Below we see the proof of their 20C claim from a thermometer in the onigiri shelf. That's pretty good quality control.

The Japanese like this snack a lot because it reminds them a lot of growing up, and the rice balls mom used to make for them as they set off to a long day at school. 7-11 Japan states they try to replicate this home cooked taste in their onigiri.


Above is dashi omusubi. This means the ingredients are blended together. On the left is goma salmon. You can see they use the kanji for salmon here. Goma is sesame. On the right is jyako (small baby fish/fry) and greens.

If you're ever at a Yakitori restaurant or Izakaya they will often serve a grilled onigiri, typically ordered at the end of the meal. They can be plain, or flavored with soy sauce or miso. Its called yaki onigiri.

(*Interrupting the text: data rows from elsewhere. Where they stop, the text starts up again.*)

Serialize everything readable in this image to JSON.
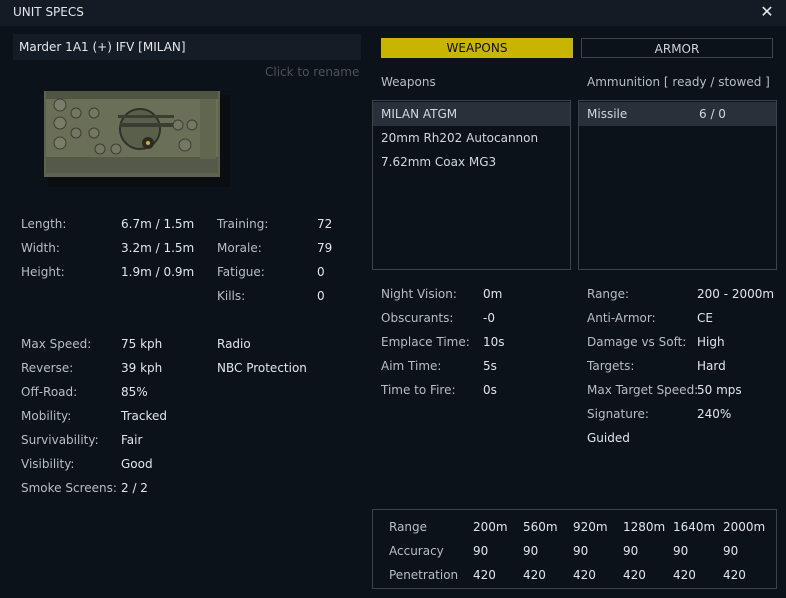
{
  "window": {
    "title": "UNIT SPECS",
    "close_icon": "close-icon"
  },
  "unit": {
    "name": "Marder 1A1 (+) IFV [MILAN]",
    "rename_hint": "Click to rename"
  },
  "dimensions": [
    {
      "label": "Length:",
      "value": "6.7m / 1.5m"
    },
    {
      "label": "Width:",
      "value": "3.2m / 1.5m"
    },
    {
      "label": "Height:",
      "value": "1.9m / 0.9m"
    }
  ],
  "crew": [
    {
      "label": "Training:",
      "value": "72"
    },
    {
      "label": "Morale:",
      "value": "79"
    },
    {
      "label": "Fatigue:",
      "value": "0"
    },
    {
      "label": "Kills:",
      "value": "0"
    }
  ],
  "movement": [
    {
      "label": "Max Speed:",
      "value": "75 kph"
    },
    {
      "label": "Reverse:",
      "value": "39 kph"
    },
    {
      "label": "Off-Road:",
      "value": "85%"
    },
    {
      "label": "Mobility:",
      "value": "Tracked"
    },
    {
      "label": "Survivability:",
      "value": "Fair"
    },
    {
      "label": "Visibility:",
      "value": "Good"
    },
    {
      "label": "Smoke Screens:",
      "value": "2 / 2"
    }
  ],
  "features": [
    "Radio",
    "NBC Protection"
  ],
  "tabs": {
    "weapons": "WEAPONS",
    "armor": "ARMOR"
  },
  "weapons": {
    "header": "Weapons",
    "items": [
      "MILAN ATGM",
      "20mm Rh202 Autocannon",
      "7.62mm Coax MG3"
    ]
  },
  "ammunition": {
    "header": "Ammunition [ ready / stowed ]",
    "items": [
      {
        "name": "Missile",
        "count": "6 / 0"
      }
    ]
  },
  "weapon_stats_left": [
    {
      "label": "Night Vision:",
      "value": "0m"
    },
    {
      "label": "Obscurants:",
      "value": "-0"
    },
    {
      "label": "Emplace Time:",
      "value": "10s"
    },
    {
      "label": "Aim Time:",
      "value": "5s"
    },
    {
      "label": "Time to Fire:",
      "value": "0s"
    }
  ],
  "weapon_stats_right": [
    {
      "label": "Range:",
      "value": "200 - 2000m"
    },
    {
      "label": "Anti-Armor:",
      "value": "CE"
    },
    {
      "label": "Damage vs Soft:",
      "value": "High"
    },
    {
      "label": "Targets:",
      "value": "Hard"
    },
    {
      "label": "Max Target Speed:",
      "value": "50 mps"
    },
    {
      "label": "Signature:",
      "value": "240%"
    }
  ],
  "weapon_tags": [
    "Guided"
  ],
  "range_table": {
    "rows": [
      {
        "label": "Range",
        "values": [
          "200m",
          "560m",
          "920m",
          "1280m",
          "1640m",
          "2000m"
        ]
      },
      {
        "label": "Accuracy",
        "values": [
          "90",
          "90",
          "90",
          "90",
          "90",
          "90"
        ]
      },
      {
        "label": "Penetration",
        "values": [
          "420",
          "420",
          "420",
          "420",
          "420",
          "420"
        ]
      }
    ]
  },
  "colors": {
    "background": "#0b1219",
    "titlebar": "#131b24",
    "accent_tab": "#c9b402",
    "border": "#3b434b",
    "selected_row": "#28303a"
  }
}
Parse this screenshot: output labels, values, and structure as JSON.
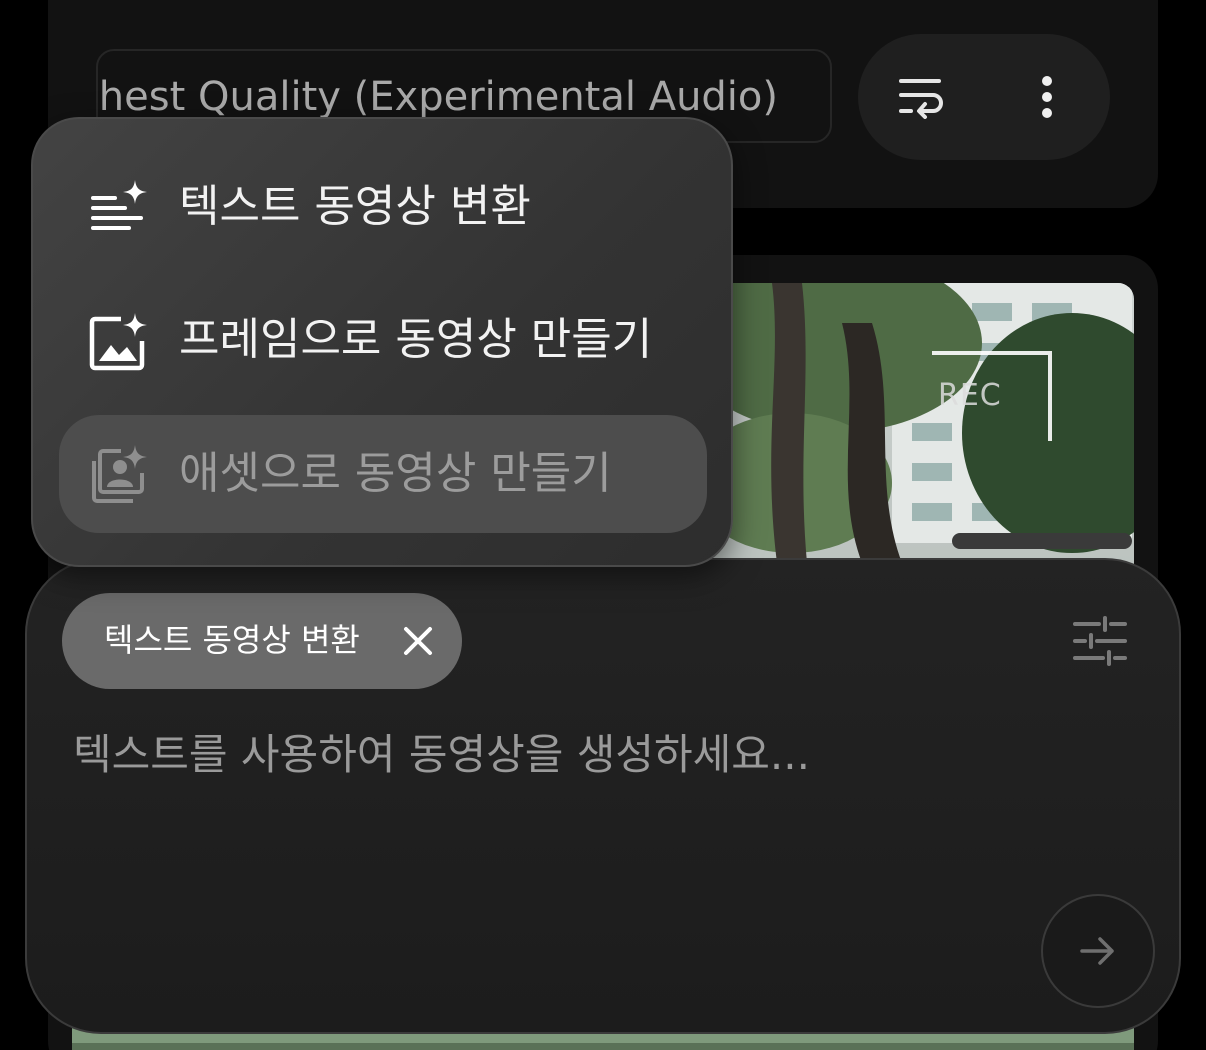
{
  "top_bar": {
    "model_selector_value": "Highest Quality (Experimental Audio)",
    "wrap_icon": "wrap-text-icon",
    "more_icon": "more-vert-icon"
  },
  "video": {
    "overlay_text": "REC"
  },
  "mode_menu": {
    "items": [
      {
        "label": "텍스트 동영상 변환",
        "icon": "text-sparkle-icon"
      },
      {
        "label": "프레임으로 동영상 만들기",
        "icon": "image-sparkle-icon"
      },
      {
        "label": "애셋으로 동영상 만들기",
        "icon": "assets-sparkle-icon"
      }
    ]
  },
  "composer": {
    "chip_label": "텍스트 동영상 변환",
    "chip_close_icon": "close-icon",
    "settings_icon": "tune-icon",
    "prompt_placeholder": "텍스트를 사용하여 동영상을 생성하세요...",
    "send_icon": "arrow-right-icon"
  },
  "colors": {
    "background": "#000000",
    "menu": "#3a3a3a",
    "chip": "#6a6a6a",
    "text": "#f2f2f2"
  }
}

interesting variety of sandwiches including strawberry

 noodles and salads

 the hot, cooked, and fried stuff by the counter

Recently I found top of the line sake (Japanese rice wine) at 7-11. It was a Dai Ginjo. Dai Ginjo represents the best of the best in the sake world. It takes a very skilled sake master to make. This just shows you the versatility of 7-11s in Japan.  The Hakutsuru brand started overseas sales about 10 years ago and opened an office in the U.S. in 2005. 


  1. Thanks i didnt know what the character for the tuna is and kept getting plum onigiri.

  2. This is a brillant post, I will save some pictures to know what to chose at 7-11.

    1. Of course it is. There's a reason it is the number one Google result when searching 7-11 Onigiri or 7-11 rice balls.

  3. Brilliant! Thank you!

    1. Why,...thank you! Never would have thought, but it is the number one post on my blog!